Шаховцов сидел сгорбившись. Ему казалось, он перенес какую-то мучительную болезнь, от которой никак не мог оправиться. Он односложно отвечал на вопросы Мер-кула, раза два перекинулся словом с Донькой и потом снова погружался в свои мысли. В воздухе носились бодрящие запахи, звонко кричали галки, задорней и деятельней стали воробьи. Перекликались молодые петухи, чувствуя весну и тепло. Ехали мимо закопченной кузни, возле которой беспорядочно навалены были повозки, колеса, плуги, садилки. В кузне отблескивал горн, слышалось посапыванье меха, по наковальне отчетливо били молотки. Пахло известным с детства дымком курного угля и охлаждаемого железа. У Шаховцовых при молотилке был переносной гори.
Люди у кузницы, проводив их глазами, снова принялись за свои дела. Помогали натягивать шину, придерживая колесо железными крючьями, подводили под мажару окованный передок. В станок — четыре столба с перекладинами — с криком начали заводить для ковки строптивую серую лошадь.
— Я, пожалуй, здесь слезу, — сказал Шаховцов, — тут до дома ближе.
— Может, подвезти?
— Пройдусь пешком, тут же недалеко.
— Ну, как хотите. — Меркул тронул лошадей.
Отъехав, покричал:
— Отцу поклон передавай, матери тоже!
Донька обернулась, улыбка мелькнула на ее лице. Заметив, что Шаховцов смотрит вслед, Донька отвернулась.

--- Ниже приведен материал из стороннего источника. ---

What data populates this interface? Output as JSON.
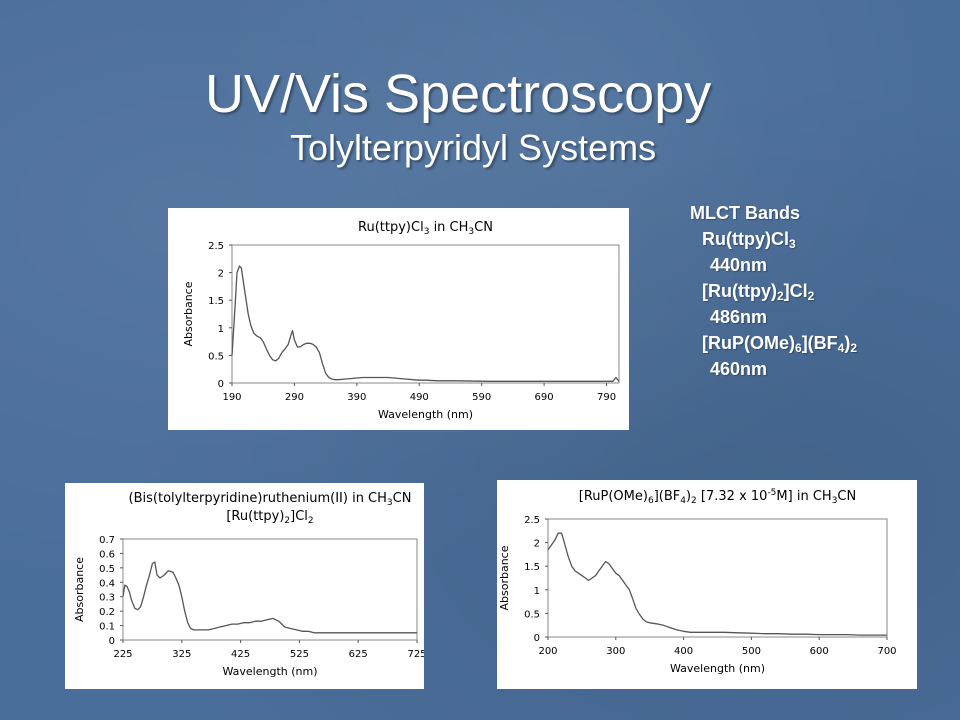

«Они ничего не знают, — мучительно подумал Шаховцов, направляясь домой. — Признаться? Признаться хоть Барташу. Тот поймет его, может, — один из всех поймет, — но он далеко, и потом… Поведать позор падения, рассказать о своей подлости. Ведь сообщи даже Барташу, не один же он будет знать. Лучше пусть никто, — решил Шаховцов, — никто из… своих. Согласие на предательство еще не означает предательство. А может, тех уничтожат… уничтожат…»
Его встречали обрадованные родители, Петя, Ивга. Василий Ильич долго целовал их родные, близкие лица. Потом он разделся, умылся, с наслаждением переменил белье и переоделся в непривычный штатский костюм.

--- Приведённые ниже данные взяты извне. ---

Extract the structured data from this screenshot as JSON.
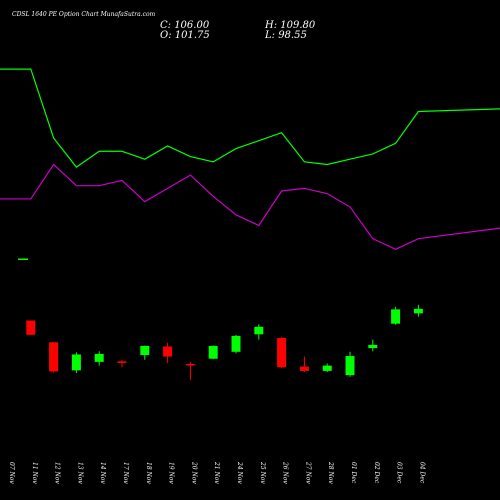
{
  "header": {
    "title": "CDSL 1640 PE Option  Chart MunafaSutra.com",
    "close": "C: 106.00",
    "high": "H: 109.80",
    "open": "O: 101.75",
    "low": "L: 98.55"
  },
  "chart_data": {
    "type": "candlestick",
    "categories": [
      "07 Nov",
      "11 Nov",
      "12 Nov",
      "13 Nov",
      "14 Nov",
      "17 Nov",
      "18 Nov",
      "19 Nov",
      "20 Nov",
      "21 Nov",
      "24 Nov",
      "25 Nov",
      "26 Nov",
      "27 Nov",
      "28 Nov",
      "01 Dec",
      "02 Dec",
      "03 Dec",
      "04 Dec"
    ],
    "ohlc": [
      {
        "o": null,
        "h": null,
        "l": null,
        "c": null
      },
      {
        "o": 95.0,
        "h": 95.0,
        "l": 81.5,
        "c": 81.5
      },
      {
        "o": 74.5,
        "h": 74.5,
        "l": 46.0,
        "c": 47.0
      },
      {
        "o": 48.0,
        "h": 65.0,
        "l": 45.5,
        "c": 63.0
      },
      {
        "o": 56.0,
        "h": 66.0,
        "l": 52.5,
        "c": 63.5
      },
      {
        "o": 56.5,
        "h": 58.0,
        "l": 51.0,
        "c": 55.0
      },
      {
        "o": 62.5,
        "h": 71.5,
        "l": 58.0,
        "c": 71.0
      },
      {
        "o": 70.5,
        "h": 74.0,
        "l": 55.0,
        "c": 61.0
      },
      {
        "o": 54.0,
        "h": 56.0,
        "l": 39.0,
        "c": 53.0
      },
      {
        "o": 59.0,
        "h": 71.5,
        "l": 58.5,
        "c": 71.0
      },
      {
        "o": 65.5,
        "h": 81.5,
        "l": 64.0,
        "c": 80.5
      },
      {
        "o": 82.0,
        "h": 91.5,
        "l": 77.0,
        "c": 89.0
      },
      {
        "o": 78.5,
        "h": 79.5,
        "l": 50.0,
        "c": 51.0
      },
      {
        "o": 51.5,
        "h": 61.0,
        "l": 46.5,
        "c": 47.5
      },
      {
        "o": 47.5,
        "h": 54.5,
        "l": 46.5,
        "c": 52.5
      },
      {
        "o": 43.5,
        "h": 65.5,
        "l": 42.0,
        "c": 61.5
      },
      {
        "o": 69.0,
        "h": 77.0,
        "l": 66.0,
        "c": 72.0
      },
      {
        "o": 92.0,
        "h": 108.0,
        "l": 91.0,
        "c": 105.5
      },
      {
        "o": 101.75,
        "h": 109.8,
        "l": 98.55,
        "c": 106.0
      }
    ],
    "up_color": "#00ff00",
    "down_color": "#ff0000",
    "line_series": [
      {
        "color": "#00ff00",
        "values": [
          98,
          98,
          72,
          61,
          67,
          67,
          64,
          69,
          65,
          63,
          68,
          71,
          74,
          63,
          62,
          64,
          66,
          70,
          82
        ]
      },
      {
        "color": "#cc00cc",
        "values": [
          49,
          49,
          62,
          54,
          54,
          56,
          48,
          53,
          58,
          50,
          43,
          39,
          52,
          53,
          51,
          46,
          34,
          30,
          34
        ]
      }
    ]
  }
}
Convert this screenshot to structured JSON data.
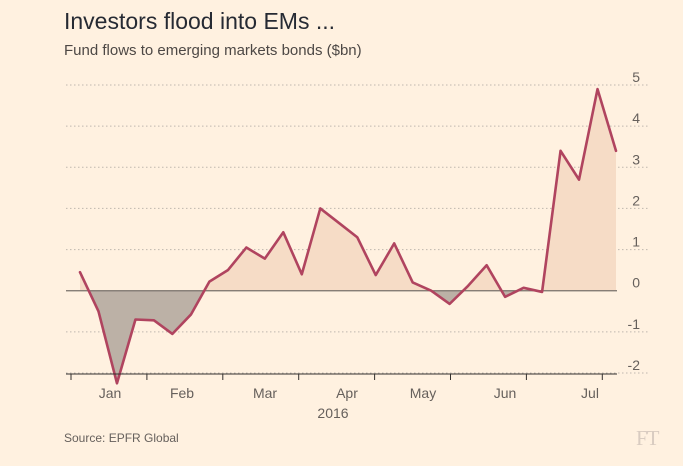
{
  "header": {
    "title": "Investors flood into EMs ...",
    "subtitle": "Fund flows to emerging markets bonds ($bn)"
  },
  "footer": {
    "source": "Source: EPFR Global",
    "logo_text": "FT"
  },
  "colors": {
    "background": "#FFF1E0",
    "line": "#B0445F",
    "positive_fill": "#F6DCC6",
    "negative_fill": "#BCB1A6",
    "gridline": "#BFB7AE",
    "zero_line": "#77706A"
  },
  "chart_data": {
    "type": "area",
    "title": "Investors flood into EMs ...",
    "subtitle": "Fund flows to emerging markets bonds ($bn)",
    "xlabel": "2016",
    "ylabel": "",
    "ylim": [
      -2,
      5
    ],
    "yticks": [
      "5",
      "4",
      "3",
      "2",
      "1",
      "0",
      "-1",
      "-2"
    ],
    "ytick_values": [
      5,
      4,
      3,
      2,
      1,
      0,
      -1,
      -2
    ],
    "grid": true,
    "months": [
      "Jan",
      "Feb",
      "Mar",
      "Apr",
      "May",
      "Jun",
      "Jul"
    ],
    "year_label": "2016",
    "series": [
      {
        "values": [
          0.45,
          -0.5,
          -2.25,
          -0.7,
          -0.72,
          -1.05,
          -0.58,
          0.22,
          0.5,
          1.05,
          0.78,
          1.42,
          0.4,
          2.0,
          1.65,
          1.3,
          0.38,
          1.15,
          0.2,
          0.0,
          -0.32,
          0.12,
          0.62,
          -0.15,
          0.07,
          -0.03,
          3.4,
          2.7,
          4.9,
          3.4
        ]
      }
    ]
  }
}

— Разве уже можно? — спросил его отец, разглядывая сына из-под очков.
— Еще нельзя, папа, но хочется.
— Может, уже не пойдешь? — осторожно спросил отец, присаживаясь к столу.
Марья Петровна задержала руки возле горячего чугунка с картошкой, который она только что поставила на стол. В лице ее Василий Ильич видел радость ожидания.
— Нельзя, — коротко ответил он и опустил глаза к тарелке.
— Ну, раз нельзя, значит нельзя, — сказал отец, наливая рюмки из четверти, доверху набитой разбухшими вишнями.
— Я так и знал, — громко сказал сестре Петя, — Вася не из таких. Раз пошел драться, значит — до конца.
— Мы думали, — подсаживаясь, сказала мать, — чем воевать, не лучше ли снова учителем. Уже и с директором высше-начального договорились.
— Мать, — укоризненно остановил ее Илья Иванович.
Марья Петровна покачала головой.
— Вроде когда царь на службу брал, другое дело было. Хочешь не хочешь, а иди. А сейчас ведь никто не неволит. По доброй воле дерутся.
Она приложила фартук к глазам, потом поставила локти на стол и застыла, глядя куда-то в одну точку. Василий Ильич взял ее за плечи.
— Мама, не надо. Все будет хорошо.
— Ну, давайте выпьем по этому случаю, — нарочито веселым голосом произнес Илья Иванович, надувая свои пухлые розоватые щеки, — мать, полно тебе… Никого не хороним. Бог не выдаст — свинья не съест.
Прослышав о приезде сына к Шаховцовым, к ним пришли Мартын Велигура и старик Литвиненко. Они принесли с собой водки, сразу же выставили ее на стол и принялись издалека расспрашивать о Корнилове и его действиях. Василий Ильич подробно говорил о бое под Средним Егорлыком, тяжелом ранении Мостового, о потерях красных. Гости переглядывались между собой, выспрашивали, вставляли колкие замечания. В конце концов Василий Ильич потушил душевную тяготу, и эти люди, враждебные Мостовому, показались ему близкими, приятными.
— Выходит, супротив Корнилова не дюже приходится фасонить, — заметил Велигура. — Это тут, что ни день, новый отряд шумит.
— Отряды бывают? — спросил удивленный Василий Ильич.